San Mateo County Library, Calif.

Education - Children & Adults | 2015

Innovation Synopsis

In one of the wealthiest counties in the nation, 42% of children can't read on grade level in third grade. SMCL is leading change with targeted enrollment in free intensive learning summer camps of a dosage that matters for second and third graders who are not proficient in reading.

Challenge/Opportunity

80% of a child's waking hours are spent out of school and privileged children are receiving more and more enrichments during that time, which leads to a widening and troubling achievement gap. SMCL developed summer learning enrichment camps and piloted the program in five of the highest need communities in the county. The program enrolled children reading below grade level at a critical intervention point (before entering third grade) to participate in an eight-week, Monday-to-Friday camp that offered over 100 hours of hands-on learning to support the whole child, field trips, free daily lunches and snacks, home libraries for all participants, and family engagement nights. The camps provided dosage of enriching experiences that research shows correlates with arresting or reversing the summer slide.

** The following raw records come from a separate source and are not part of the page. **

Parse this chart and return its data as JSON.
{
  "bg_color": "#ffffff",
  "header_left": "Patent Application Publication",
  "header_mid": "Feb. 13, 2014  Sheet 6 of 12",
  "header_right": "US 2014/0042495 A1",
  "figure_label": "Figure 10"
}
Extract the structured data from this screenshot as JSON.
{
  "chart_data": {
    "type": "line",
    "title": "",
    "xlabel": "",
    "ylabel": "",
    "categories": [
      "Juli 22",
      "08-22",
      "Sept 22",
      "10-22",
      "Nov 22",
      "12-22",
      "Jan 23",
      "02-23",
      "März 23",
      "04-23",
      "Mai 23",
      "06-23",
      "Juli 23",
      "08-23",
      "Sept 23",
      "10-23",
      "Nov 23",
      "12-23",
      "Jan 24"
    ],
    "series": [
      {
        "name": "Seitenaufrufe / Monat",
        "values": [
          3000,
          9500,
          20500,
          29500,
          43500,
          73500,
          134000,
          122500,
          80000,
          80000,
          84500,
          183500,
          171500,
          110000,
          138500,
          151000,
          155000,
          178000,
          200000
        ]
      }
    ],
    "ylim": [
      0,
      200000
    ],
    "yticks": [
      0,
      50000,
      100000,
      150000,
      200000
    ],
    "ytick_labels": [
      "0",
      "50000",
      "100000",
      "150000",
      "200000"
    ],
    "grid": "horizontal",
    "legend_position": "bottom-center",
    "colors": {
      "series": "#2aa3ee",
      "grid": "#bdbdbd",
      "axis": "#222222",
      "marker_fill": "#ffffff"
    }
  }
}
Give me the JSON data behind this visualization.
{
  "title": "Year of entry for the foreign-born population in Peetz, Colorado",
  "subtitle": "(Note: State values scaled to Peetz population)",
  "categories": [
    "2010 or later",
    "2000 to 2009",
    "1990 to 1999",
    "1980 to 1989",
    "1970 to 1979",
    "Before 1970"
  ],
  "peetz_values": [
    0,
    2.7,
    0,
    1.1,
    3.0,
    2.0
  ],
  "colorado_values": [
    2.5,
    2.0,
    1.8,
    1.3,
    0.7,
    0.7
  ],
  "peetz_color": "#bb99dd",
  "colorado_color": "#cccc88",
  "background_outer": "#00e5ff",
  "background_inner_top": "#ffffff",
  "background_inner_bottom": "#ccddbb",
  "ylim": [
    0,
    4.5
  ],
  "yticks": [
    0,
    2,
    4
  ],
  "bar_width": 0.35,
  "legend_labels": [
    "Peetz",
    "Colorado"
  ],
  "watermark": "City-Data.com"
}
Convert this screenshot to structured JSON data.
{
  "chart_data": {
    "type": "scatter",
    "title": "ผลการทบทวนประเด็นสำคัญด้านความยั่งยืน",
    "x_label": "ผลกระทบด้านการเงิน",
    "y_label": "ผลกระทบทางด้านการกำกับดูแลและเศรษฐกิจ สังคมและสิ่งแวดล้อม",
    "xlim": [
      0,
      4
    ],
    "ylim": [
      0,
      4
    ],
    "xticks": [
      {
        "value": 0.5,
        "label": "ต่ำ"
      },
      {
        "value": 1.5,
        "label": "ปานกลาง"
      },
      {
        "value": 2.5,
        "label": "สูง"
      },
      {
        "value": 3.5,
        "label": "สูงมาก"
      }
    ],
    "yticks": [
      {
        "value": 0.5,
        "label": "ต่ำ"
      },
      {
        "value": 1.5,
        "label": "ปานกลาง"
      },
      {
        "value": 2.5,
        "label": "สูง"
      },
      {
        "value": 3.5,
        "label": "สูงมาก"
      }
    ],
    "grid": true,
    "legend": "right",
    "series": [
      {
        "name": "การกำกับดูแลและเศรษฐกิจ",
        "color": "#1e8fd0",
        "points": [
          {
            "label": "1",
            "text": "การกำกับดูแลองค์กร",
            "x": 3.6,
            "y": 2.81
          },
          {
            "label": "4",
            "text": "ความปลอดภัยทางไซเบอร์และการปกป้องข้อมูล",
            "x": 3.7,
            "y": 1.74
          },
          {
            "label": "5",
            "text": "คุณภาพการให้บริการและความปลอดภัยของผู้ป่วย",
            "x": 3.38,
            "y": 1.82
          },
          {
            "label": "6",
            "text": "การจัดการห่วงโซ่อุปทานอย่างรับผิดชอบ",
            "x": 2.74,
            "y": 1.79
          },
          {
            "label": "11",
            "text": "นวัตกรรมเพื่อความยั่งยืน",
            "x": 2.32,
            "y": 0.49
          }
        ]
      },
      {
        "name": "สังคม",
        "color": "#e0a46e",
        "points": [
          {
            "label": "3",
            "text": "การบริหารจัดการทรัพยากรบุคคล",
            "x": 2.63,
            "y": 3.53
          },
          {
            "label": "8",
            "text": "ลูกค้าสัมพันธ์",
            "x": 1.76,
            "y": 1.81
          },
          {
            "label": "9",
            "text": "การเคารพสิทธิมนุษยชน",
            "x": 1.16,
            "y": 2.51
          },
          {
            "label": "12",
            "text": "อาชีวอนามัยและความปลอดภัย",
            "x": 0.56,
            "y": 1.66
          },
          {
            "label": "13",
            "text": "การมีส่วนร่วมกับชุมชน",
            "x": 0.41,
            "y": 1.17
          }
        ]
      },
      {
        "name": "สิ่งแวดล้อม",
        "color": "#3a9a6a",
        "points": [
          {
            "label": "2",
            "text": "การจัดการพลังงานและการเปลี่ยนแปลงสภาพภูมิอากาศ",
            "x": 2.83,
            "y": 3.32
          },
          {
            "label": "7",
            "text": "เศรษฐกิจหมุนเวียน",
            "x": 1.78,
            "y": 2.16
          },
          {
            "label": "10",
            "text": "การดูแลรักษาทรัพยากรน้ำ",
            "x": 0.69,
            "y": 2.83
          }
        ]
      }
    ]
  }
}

Key Elements of Innovation

We developed the idea of the camps and conducted targeted enrollment to identity children most in need of support in collaboration with schools; partnered with the YMCA to create integrated literacy learning curriculum; partnered to provide free daily meals; and conducted pre and post assessments of the participants. For year two, we are developing original curriculum with a new partner, Center for Childhood Creativity; providing yearlong professional development for library camp staff; revising assessment methods; increasing number of family engagement opportunities; and expanding the program to seven high need communities.


Achieved Outcomes

At the conclusion of our 2014 summer pilot, we served 10,364 healthy meals to children; provided an average of 17 books per family to add to their home libraries; and offered three to four hours of enriching programming per day for the length of the camp. 88% of parents stated their child learned what they hoped she/he would learn by participating in the library learning camp and 100% of library learning camp participants read eight or more books over the summer. We learned there is tremendous need for this kind of program and are updating all summer 2015 curriculum to align with the common core. Collecting meaningful data is a priority and we are building on pilot year experiences to revise collection tools and instruments.